The Route I Never Planned to Take
Wow it’s Friday and I’m only just jumping on this. Yes, it is National Apprenticeship Week!
It is almost two years since I started my apprenticeship, and I’ve covered a lot of my experience of that in previous posts. But there’s one thing that I haven’t really mentioned:
I never wanted to do an apprenticeship.
No. It wasn’t part of my life plan back in high school. And definitely not on my mind as I was going through university – in fact, in university I didn’t think that I could do an apprenticeship.
Let me explain.
High school did dictate a lot of my career decisions. And I mean more in terms of stereotypes which we see ourselves faced with in high school. In my school the main one was that if you were considered smart then you went to sixth form. These sixth forms were an extra two years at your high school (though since moving to the UK I found out that over here they go to a sixth form college).
If you weren’t smart enough to go to sixth form that’s when you looked into college. Going to college meant doing BTECs or an apprenticeship. I have a vivid memory of someone starting a cooking apprenticeship and other students arguing with that tutor that this person was only doing an apprenticeship because he was stupid.
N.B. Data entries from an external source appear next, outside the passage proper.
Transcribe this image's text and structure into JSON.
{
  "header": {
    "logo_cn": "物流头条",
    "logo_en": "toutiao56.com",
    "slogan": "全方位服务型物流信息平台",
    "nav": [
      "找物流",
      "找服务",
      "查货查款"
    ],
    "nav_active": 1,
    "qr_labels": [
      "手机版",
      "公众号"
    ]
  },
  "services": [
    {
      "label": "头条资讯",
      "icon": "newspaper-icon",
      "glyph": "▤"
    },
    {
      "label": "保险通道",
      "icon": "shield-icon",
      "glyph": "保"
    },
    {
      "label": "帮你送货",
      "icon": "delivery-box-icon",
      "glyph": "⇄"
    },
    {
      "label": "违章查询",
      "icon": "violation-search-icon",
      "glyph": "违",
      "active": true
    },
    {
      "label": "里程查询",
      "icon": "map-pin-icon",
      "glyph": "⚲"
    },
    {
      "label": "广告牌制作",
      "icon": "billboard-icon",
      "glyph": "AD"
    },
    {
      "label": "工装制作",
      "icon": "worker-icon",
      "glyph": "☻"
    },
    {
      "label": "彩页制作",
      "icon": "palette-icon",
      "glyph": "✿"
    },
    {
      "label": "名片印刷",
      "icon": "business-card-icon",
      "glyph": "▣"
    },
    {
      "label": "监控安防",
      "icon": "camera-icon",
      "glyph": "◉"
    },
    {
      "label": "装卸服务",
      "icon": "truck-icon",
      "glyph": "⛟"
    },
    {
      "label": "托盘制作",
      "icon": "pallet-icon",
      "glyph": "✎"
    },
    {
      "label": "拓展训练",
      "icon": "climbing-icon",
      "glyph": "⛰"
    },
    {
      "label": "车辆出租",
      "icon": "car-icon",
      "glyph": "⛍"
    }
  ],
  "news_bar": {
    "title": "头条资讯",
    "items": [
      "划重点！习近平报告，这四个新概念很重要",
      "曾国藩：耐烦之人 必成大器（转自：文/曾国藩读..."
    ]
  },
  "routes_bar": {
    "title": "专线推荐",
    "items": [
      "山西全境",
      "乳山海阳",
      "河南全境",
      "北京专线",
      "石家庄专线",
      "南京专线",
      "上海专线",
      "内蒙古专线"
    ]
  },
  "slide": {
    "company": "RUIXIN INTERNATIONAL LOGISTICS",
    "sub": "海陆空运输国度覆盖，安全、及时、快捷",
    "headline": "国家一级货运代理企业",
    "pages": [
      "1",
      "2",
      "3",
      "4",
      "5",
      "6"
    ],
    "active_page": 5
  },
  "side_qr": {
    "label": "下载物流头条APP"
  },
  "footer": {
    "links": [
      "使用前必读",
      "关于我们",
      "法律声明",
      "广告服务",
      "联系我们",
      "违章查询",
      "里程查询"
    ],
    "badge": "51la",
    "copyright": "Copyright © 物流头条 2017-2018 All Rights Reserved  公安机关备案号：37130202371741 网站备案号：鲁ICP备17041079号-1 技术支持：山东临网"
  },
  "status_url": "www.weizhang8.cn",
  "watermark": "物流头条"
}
Because smart people went to sixth form, right? (spoiler: that’s wrong)
Personally I had wanted to go to college to do a BTEC in Business. I wanted to focus on one thing. I wanted to finish up with education and get an office job. But the abuse I got from ‘friends’ actually persuaded me to go to sixth form. At a different school to those people but I still ended up at sixth form to avoid being judged for going to college.
(While at sixth form, I was also pushed to apply to university when I actually wanted to go straight into the workplace so I was easily persuaded back then!)
So that decision was made.
Once I was at university and I had passed what I thought was the apprenticeship level, I could not get government funding to do an apprenticeship anyway. When I was in education the government would only fund each level of education at a time. I was surprised to hear that legislation changed (and thrilled!)
So if I could go back and speak to 16 year old Jade? I would be putting her straight.
But like they say, “the best time to start was yesterday, the second best time is today.”
We got there eventually.
And I would advise anyone else at high school (and other levels of education) to really look into your options. Sixth form and university might seem like the right choice but that’s not always true. Going another route does not reflect on your academic ability.